Today, Guadagno and Christie put shovels in the ground with Coca-Cola Enterprises (CCE) in South Brunswick to kick off the construction of CCE’s largest sales and distribution facility on the east coast, employing 650 associates.
“(We are) shrinking the size of the public sector and growing the size of the private sector,” Christie said today.
At the event, Guadagno touted her three-pronged New Jersey Partnership for Action, mechanisms she said will restore business interest in New Jersey.
The first component is to raise the business profile of the state, which is what Christie will be doing on his cross county campaign trail trip, Guadagno said.
The second piece, already in place, is utilizing the Economic Development Authority, a government assistance department with access to capital, bond financing, loans, tax incentives, and real estate development assistance.
(The EDA was “instrumental” in bringing in Coke, Guadagno said, although CCE officials said no tax incentives were provided.)
The third element to Guadagno’s Partnership for Action is the New Jersey Business Action Center (NJBAC).
The NJBAC is a go-between for business and government, “to help you get the permits and work with the locals,” Guadagno said. “New Jersey is open for business again.”
Coca-Cola Enterprises (CCE) is building a 270,000-square-foot sales and distribution center in Monmouth Junction.

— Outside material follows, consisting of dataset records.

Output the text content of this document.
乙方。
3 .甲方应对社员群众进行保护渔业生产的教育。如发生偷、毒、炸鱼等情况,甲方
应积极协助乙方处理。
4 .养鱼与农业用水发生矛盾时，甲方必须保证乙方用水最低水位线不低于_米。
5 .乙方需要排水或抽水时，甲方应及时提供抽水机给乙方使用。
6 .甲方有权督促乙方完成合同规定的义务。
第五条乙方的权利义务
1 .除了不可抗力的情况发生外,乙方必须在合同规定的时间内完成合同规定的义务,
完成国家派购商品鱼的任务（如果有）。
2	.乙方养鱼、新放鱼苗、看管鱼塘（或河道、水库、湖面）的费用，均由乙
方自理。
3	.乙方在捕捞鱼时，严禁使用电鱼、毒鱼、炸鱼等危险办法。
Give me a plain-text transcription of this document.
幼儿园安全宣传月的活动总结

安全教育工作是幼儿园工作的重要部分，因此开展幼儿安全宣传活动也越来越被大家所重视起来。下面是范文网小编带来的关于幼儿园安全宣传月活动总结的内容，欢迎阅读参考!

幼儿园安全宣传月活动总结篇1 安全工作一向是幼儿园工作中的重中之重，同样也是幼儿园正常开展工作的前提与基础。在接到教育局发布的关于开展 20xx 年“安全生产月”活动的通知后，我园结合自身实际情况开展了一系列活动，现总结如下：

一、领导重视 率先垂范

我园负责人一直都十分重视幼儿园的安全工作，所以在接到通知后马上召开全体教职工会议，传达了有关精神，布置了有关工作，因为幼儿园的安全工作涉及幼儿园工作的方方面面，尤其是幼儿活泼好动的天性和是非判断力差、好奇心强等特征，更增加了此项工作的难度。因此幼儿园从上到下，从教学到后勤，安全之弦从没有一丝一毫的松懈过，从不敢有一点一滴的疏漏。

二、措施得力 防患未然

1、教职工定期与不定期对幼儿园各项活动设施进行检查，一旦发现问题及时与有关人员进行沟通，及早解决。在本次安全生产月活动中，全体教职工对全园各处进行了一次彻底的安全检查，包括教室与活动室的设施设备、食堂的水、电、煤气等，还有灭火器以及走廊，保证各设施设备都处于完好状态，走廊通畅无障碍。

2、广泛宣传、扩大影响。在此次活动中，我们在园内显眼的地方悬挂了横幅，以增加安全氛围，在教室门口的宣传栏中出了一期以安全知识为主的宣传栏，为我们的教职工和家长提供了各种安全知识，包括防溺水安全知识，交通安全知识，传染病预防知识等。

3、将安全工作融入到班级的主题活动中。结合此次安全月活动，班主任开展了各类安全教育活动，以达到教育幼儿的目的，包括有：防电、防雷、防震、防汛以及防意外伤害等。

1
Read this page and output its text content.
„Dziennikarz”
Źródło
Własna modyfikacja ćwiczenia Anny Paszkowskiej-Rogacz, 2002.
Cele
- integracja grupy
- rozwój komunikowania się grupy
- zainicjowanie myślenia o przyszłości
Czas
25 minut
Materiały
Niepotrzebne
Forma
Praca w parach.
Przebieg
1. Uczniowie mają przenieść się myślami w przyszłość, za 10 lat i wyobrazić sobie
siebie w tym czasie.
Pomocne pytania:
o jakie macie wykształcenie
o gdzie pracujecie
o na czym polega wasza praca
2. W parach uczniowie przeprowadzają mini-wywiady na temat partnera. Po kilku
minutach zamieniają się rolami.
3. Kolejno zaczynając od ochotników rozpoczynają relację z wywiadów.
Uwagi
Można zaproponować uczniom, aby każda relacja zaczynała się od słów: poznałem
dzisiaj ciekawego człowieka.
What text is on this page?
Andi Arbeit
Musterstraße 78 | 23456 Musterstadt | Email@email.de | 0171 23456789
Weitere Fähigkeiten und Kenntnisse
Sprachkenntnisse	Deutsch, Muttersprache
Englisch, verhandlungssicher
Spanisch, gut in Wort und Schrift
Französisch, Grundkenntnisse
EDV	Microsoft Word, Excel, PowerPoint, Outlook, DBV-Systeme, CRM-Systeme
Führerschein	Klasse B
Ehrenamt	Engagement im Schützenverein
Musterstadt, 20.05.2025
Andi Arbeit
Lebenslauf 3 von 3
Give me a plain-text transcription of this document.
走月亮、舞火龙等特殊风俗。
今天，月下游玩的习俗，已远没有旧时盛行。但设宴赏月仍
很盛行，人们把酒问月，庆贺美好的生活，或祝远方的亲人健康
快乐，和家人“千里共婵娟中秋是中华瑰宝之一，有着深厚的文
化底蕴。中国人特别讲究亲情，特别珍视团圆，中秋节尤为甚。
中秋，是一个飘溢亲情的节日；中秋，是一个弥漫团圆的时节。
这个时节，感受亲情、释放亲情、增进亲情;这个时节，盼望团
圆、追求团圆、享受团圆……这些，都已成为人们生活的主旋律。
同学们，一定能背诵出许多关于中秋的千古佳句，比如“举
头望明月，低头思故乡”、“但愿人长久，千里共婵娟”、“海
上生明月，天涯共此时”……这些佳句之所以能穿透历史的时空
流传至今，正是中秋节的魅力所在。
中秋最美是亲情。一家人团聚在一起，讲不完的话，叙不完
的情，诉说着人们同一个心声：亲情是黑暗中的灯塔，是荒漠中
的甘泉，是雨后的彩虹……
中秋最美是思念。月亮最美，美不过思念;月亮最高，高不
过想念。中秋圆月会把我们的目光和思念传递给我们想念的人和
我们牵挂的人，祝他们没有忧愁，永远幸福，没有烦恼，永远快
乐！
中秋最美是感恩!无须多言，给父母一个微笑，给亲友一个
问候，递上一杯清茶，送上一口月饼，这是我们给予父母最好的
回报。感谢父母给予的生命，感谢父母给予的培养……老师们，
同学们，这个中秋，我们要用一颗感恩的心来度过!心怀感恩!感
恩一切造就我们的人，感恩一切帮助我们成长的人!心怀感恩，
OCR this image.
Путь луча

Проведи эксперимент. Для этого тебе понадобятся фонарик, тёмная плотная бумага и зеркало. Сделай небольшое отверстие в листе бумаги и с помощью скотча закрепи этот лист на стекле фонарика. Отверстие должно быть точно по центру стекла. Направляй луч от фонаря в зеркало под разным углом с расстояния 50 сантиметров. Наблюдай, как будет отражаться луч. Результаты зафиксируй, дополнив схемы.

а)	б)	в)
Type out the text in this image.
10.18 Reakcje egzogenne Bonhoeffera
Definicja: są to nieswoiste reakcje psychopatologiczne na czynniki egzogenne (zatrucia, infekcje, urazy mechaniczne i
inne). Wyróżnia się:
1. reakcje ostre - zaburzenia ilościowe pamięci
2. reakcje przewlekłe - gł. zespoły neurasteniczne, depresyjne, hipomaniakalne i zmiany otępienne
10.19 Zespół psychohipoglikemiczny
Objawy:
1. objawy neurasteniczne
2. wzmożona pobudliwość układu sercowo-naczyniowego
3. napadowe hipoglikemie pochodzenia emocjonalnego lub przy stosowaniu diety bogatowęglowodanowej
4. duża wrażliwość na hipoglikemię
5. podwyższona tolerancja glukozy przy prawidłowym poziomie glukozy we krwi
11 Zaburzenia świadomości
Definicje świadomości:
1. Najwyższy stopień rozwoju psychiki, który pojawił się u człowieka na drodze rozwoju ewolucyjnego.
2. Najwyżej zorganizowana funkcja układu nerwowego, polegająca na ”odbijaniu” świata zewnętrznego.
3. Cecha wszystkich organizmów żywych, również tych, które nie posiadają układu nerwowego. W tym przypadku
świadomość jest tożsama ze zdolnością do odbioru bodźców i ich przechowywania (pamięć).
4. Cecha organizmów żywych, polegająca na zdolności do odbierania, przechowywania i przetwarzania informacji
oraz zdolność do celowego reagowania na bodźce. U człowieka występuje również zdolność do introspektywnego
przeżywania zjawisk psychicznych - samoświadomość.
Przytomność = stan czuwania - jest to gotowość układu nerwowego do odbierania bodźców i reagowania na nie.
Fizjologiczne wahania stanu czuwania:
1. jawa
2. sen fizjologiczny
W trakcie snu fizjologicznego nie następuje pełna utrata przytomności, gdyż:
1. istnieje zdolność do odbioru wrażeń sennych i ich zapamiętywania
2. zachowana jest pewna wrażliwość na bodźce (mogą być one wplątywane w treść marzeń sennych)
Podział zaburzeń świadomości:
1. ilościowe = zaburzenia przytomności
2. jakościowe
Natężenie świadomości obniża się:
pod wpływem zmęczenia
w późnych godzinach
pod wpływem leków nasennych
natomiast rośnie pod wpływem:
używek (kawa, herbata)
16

CCE is headquartered in Atlanta and responsible for 80 percent of U.S. sales.
The warehouse is a consolidation of several locations in the region and should July 2011.
With Campbell Soup, Honeywell, and Pitney Bowes, Coke is the fourth Fortune 500 company to expand in New Jersey.
Christie said today that the state is “looking for ways to say yes, not looking to put hurdles up” for businesses.
Bureaucracy can be “mind numbing,” Christie said, and challenging in a business sense, but he intends to make sure government is “no longer a major impediment” to business.
“I know it’s hard to believe there are issues with permitting in New Jersey,” he quipped.
Because of its available land and central location between New York and Philadelphia, the area around South Brunswick is a burgeoning distribution hub, with the recent additions of Jacques Moret Inc., an apparel design distribution of Joe Boxer and DKNY, and Williams-Sonoma, whose distribution center leases 1.4 million square feet around the corner from the Coke site.
Today, Coke ballyhooed that fact that their building will be environmentally-friendly – following LEED certification processes – including skylights, clerestories (reflective roof surfaces), water-conscious plumbing fixtures and more efficient HVAC equipment.
But this week investigative journalist Michael Blanding released his book, “The Coke Machine: The Dirty Truth Behind the World’s Favorite Soft Drink,” which accuses Coca-Cola Company, CCE’s parent, of various global transgressions.
“From India to Mexico, where bottling plants are suspected of decimating water supplies and spreading toxic pollution; to Columbia, where Coke union organizers are reportedly being killed for trying to protect their rights; to America, where super-sizing and exclusive soda contracts with schools have in part fueled a childhood obesity crisis, ‘The Coke Machine’ exposes the costs behind one extremely influential company’s quest for international success,” according to Blanding’s website.
Neither Michael Sullivan, CCE president of marketing, or Michael Drewniak, Christie’s spokesperson, would comment on the allegations of the book.
Christie’s stop in South Brunswick was quick – less than a half-an-hour – and he left before taking questions from the press.